Magic ETL Efficiency

Hello,

I have a simple Magic ETL that I use to filter a dataset from our company's source system to only show the latest version of each record. The dataflow finds the latest timestamp for each record, then uses an inner join on the record ID and timestamp to only include the most recent row. I've attached a screenshot of the dataflow configuration for reference.

Magic ETL.PNG

Currently it takes about 15-20 minutes for this dataflow to run, processing about 16M rows to produce an output of 1.7M rows. I'm trying to come up with ways to improve the efficiency of this dataflow as the input dataset continues to grow to ensure that it doesn't impact the timing of downstream dataflows. Does anyone have any suggestions or alternatives? Any help would be greatly appreciated.

Thanks!

Find more posts tagged with

Accepted answers

Godiepi

Hi @MichelleH

you could try the following. I think it might help improved the efficiency of your flow

Follow the instructions in the screenshot attached to

Remove the Group By and add a "Rank & Window"
instructions for the Rank window set up are in the screenshot
Click on Addf Function
Name the new column "Rank_Desc"
Select the function to apply a "Dense Rank" from the drop dow menu selection and click Apply
continue to step 2 selecting the column that identifies the lastest version
continue to step 3 and choose "Descending"
continue to step 4 and select the column that makes the partition, in your case "RecordID"
after setting up the rank window function , use the new column "Rank_Desc" to filter your dataset where the column = 1

All comments

Godiepi

Hi @MichelleH

you could try the following. I think it might help improved the efficiency of your flow

Follow the instructions in the screenshot attached to

Remove the Group By and add a "Rank & Window"
instructions for the Rank window set up are in the screenshot
Click on Addf Function
Name the new column "Rank_Desc"
Select the function to apply a "Dense Rank" from the drop dow menu selection and click Apply
continue to step 2 selecting the column that identifies the lastest version
continue to step 3 and choose "Descending"
continue to step 4 and select the column that makes the partition, in your case "RecordID"
after setting up the rank window function , use the new column "Rank_Desc" to filter your dataset where the column = 1

MichelleH

Hi @Godiepi ,

Thanks for the suggestion! I created a copy of the original dataflow and updated it using your instructions, then let the two dataflows run concurrently for a couple of days to observe the results.
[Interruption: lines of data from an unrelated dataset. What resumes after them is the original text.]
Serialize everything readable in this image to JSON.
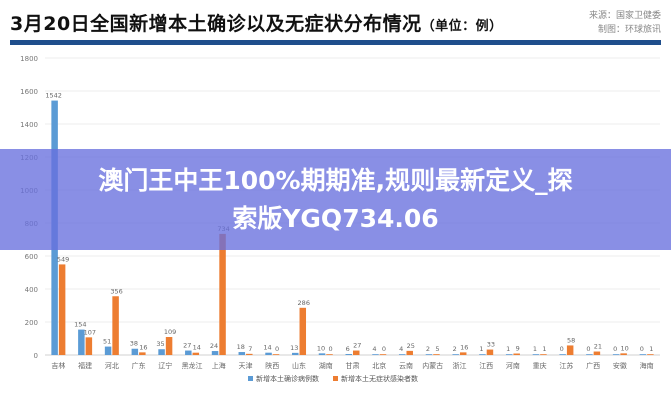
{
  "header": {
    "title": "3月20日全国新增本土确诊以及无症状分布情况",
    "unit": "（单位：例）",
    "source_line1": "来源：国家卫健委",
    "source_line2": "制图：环球旅讯"
  },
  "banner": {
    "line1": "澳门王中王100%期期准,规则最新定义_探",
    "line2": "索版YGQ734.06"
  },
  "chart_data": {
    "type": "bar",
    "title": "3月20日全国新增本土确诊以及无症状分布情况",
    "ylim": [
      0,
      1800
    ],
    "yticks": [
      0,
      200,
      400,
      600,
      800,
      1000,
      1200,
      1400,
      1600,
      1800
    ],
    "grid": true,
    "legend_position": "bottom",
    "categories": [
      "吉林",
      "福建",
      "河北",
      "广东",
      "辽宁",
      "黑龙江",
      "上海",
      "天津",
      "陕西",
      "山东",
      "湖南",
      "甘肃",
      "北京",
      "云南",
      "内蒙古",
      "浙江",
      "江西",
      "河南",
      "重庆",
      "江苏",
      "广西",
      "安徽",
      "海南"
    ],
    "series": [
      {
        "name": "新增本土确诊病例数",
        "color": "#5b9bd5",
        "values": [
          1542,
          154,
          51,
          38,
          35,
          27,
          24,
          18,
          14,
          13,
          10,
          6,
          4,
          4,
          2,
          2,
          1,
          1,
          1,
          0,
          0,
          0,
          0
        ]
      },
      {
        "name": "新增本土无症状感染者数",
        "color": "#ed7d31",
        "values": [
          549,
          107,
          356,
          16,
          109,
          14,
          734,
          7,
          0,
          286,
          0,
          27,
          0,
          25,
          5,
          16,
          33,
          9,
          1,
          58,
          21,
          10,
          1
        ]
      }
    ]
  }
}
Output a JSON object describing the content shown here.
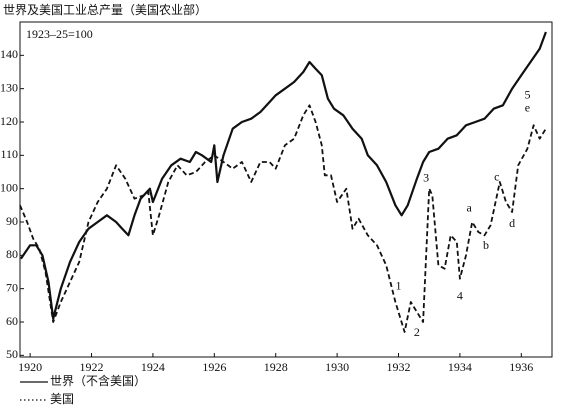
{
  "chart_data": {
    "type": "line",
    "title": "世界及美国工业总产量（美国农业部）",
    "subtitle": "1923–25=100",
    "xlim": [
      1919.67,
      1937
    ],
    "ylim": [
      49.5,
      150
    ],
    "xticks": [
      1920,
      1922,
      1924,
      1926,
      1928,
      1930,
      1932,
      1934,
      1936
    ],
    "yticks": [
      50,
      60,
      70,
      80,
      90,
      100,
      110,
      120,
      130,
      140
    ],
    "series": [
      {
        "name": "世界（不含美国）",
        "color": "#111111",
        "line_style": "solid",
        "x": [
          1919.7,
          1920.0,
          1920.2,
          1920.4,
          1920.6,
          1920.75,
          1921.0,
          1921.3,
          1921.6,
          1921.9,
          1922.2,
          1922.5,
          1922.8,
          1923.0,
          1923.2,
          1923.4,
          1923.6,
          1923.9,
          1924.0,
          1924.3,
          1924.6,
          1924.9,
          1925.2,
          1925.4,
          1925.6,
          1925.9,
          1926.0,
          1926.1,
          1926.3,
          1926.6,
          1926.9,
          1927.2,
          1927.5,
          1927.8,
          1928.0,
          1928.3,
          1928.6,
          1928.9,
          1929.1,
          1929.3,
          1929.5,
          1929.7,
          1929.9,
          1930.2,
          1930.5,
          1930.8,
          1931.0,
          1931.3,
          1931.6,
          1931.9,
          1932.1,
          1932.3,
          1932.6,
          1932.8,
          1933.0,
          1933.3,
          1933.6,
          1933.9,
          1934.2,
          1934.5,
          1934.8,
          1935.1,
          1935.4,
          1935.7,
          1936.0,
          1936.3,
          1936.6,
          1936.8
        ],
        "values": [
          79,
          83,
          83,
          80,
          72,
          61,
          70,
          78,
          84,
          88,
          90,
          92,
          90,
          88,
          86,
          92,
          97,
          100,
          96,
          103,
          107,
          109,
          108,
          111,
          110,
          108,
          113,
          102,
          110,
          118,
          120,
          121,
          123,
          126,
          128,
          130,
          132,
          135,
          138,
          136,
          134,
          127,
          124,
          122,
          118,
          115,
          110,
          107,
          102,
          95,
          92,
          95,
          103,
          108,
          111,
          112,
          115,
          116,
          119,
          120,
          121,
          124,
          125,
          130,
          134,
          138,
          142,
          147
        ]
      },
      {
        "name": "美国",
        "color": "#111111",
        "line_style": "dashed",
        "x": [
          1919.67,
          1919.9,
          1920.1,
          1920.3,
          1920.5,
          1920.75,
          1921.0,
          1921.3,
          1921.6,
          1921.9,
          1922.2,
          1922.5,
          1922.8,
          1923.1,
          1923.4,
          1923.7,
          1923.85,
          1924.0,
          1924.2,
          1924.5,
          1924.8,
          1925.1,
          1925.4,
          1925.7,
          1926.0,
          1926.3,
          1926.6,
          1926.9,
          1927.2,
          1927.5,
          1927.8,
          1928.0,
          1928.3,
          1928.6,
          1928.9,
          1929.1,
          1929.3,
          1929.5,
          1929.6,
          1929.8,
          1930.0,
          1930.3,
          1930.5,
          1930.7,
          1931.0,
          1931.3,
          1931.6,
          1931.9,
          1932.2,
          1932.4,
          1932.6,
          1932.8,
          1933.0,
          1933.1,
          1933.3,
          1933.5,
          1933.7,
          1933.9,
          1934.0,
          1934.2,
          1934.4,
          1934.6,
          1934.8,
          1935.0,
          1935.3,
          1935.5,
          1935.7,
          1935.9,
          1936.2,
          1936.4,
          1936.6,
          1936.8
        ],
        "values": [
          95,
          90,
          85,
          82,
          75,
          60,
          66,
          72,
          78,
          90,
          96,
          100,
          107,
          103,
          97,
          98,
          99,
          86,
          92,
          102,
          107,
          104,
          105,
          108,
          110,
          108,
          106,
          108,
          102,
          108,
          108,
          106,
          113,
          115,
          122,
          125,
          120,
          113,
          104,
          104,
          96,
          100,
          88,
          91,
          86,
          83,
          77,
          66,
          57,
          66,
          63,
          60,
          100,
          98,
          77,
          76,
          86,
          84,
          73,
          80,
          90,
          87,
          86,
          89,
          102,
          96,
          93,
          107,
          112,
          119,
          115,
          118
        ]
      }
    ],
    "annotations": [
      {
        "text": "1",
        "x": 1932.0,
        "y": 70.6
      },
      {
        "text": "2",
        "x": 1932.6,
        "y": 56.7
      },
      {
        "text": "3",
        "x": 1932.9,
        "y": 103
      },
      {
        "text": "4",
        "x": 1934.0,
        "y": 67.6
      },
      {
        "text": "a",
        "x": 1934.3,
        "y": 94
      },
      {
        "text": "b",
        "x": 1934.85,
        "y": 82.7
      },
      {
        "text": "c",
        "x": 1935.2,
        "y": 103.3
      },
      {
        "text": "d",
        "x": 1935.7,
        "y": 89.4
      },
      {
        "text": "5",
        "x": 1936.2,
        "y": 127.9
      },
      {
        "text": "e",
        "x": 1936.2,
        "y": 124
      }
    ]
  }
}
While your method was faster overall, it only reduced the average run time by 1-2 minutes. I agree that using Dense Rank with a filter is a better option than a Group By and Join, however I'm still open to additional suggestions that could possibly help get the run time to under 10 minutes if possible.

Thanks again!

bdavis

There's not much else going on in the dataflow, especially nothing that adds complexity. I don't know if this is an option for you, but have you thought about decreasing the size of the input set? Perhaps increase the frequency of the import and only bring in rows added since the last import? I don't know how wide your data is, but reducing the number of columns might add some speed (assuming there are columns you could eliminate).

DataMaven

Great Suggestion @Godiepi! I often forget about using Rank!

I agree with @bdavis, and was about to suggest adding column selection in the front so it doesn't have to chunk through so much.

You also may be able to remove the 'Remove Duplicates' function if the selection of Rank=1 does the trick. It seems small, but it's still looking through every row across many attributes, especially if it's before your column selection.

MichelleH

@DataMaven I hadn't thought about the Remove Duplicates, but I'll get rid of that and see if that helps!

DataMaven

Did it help?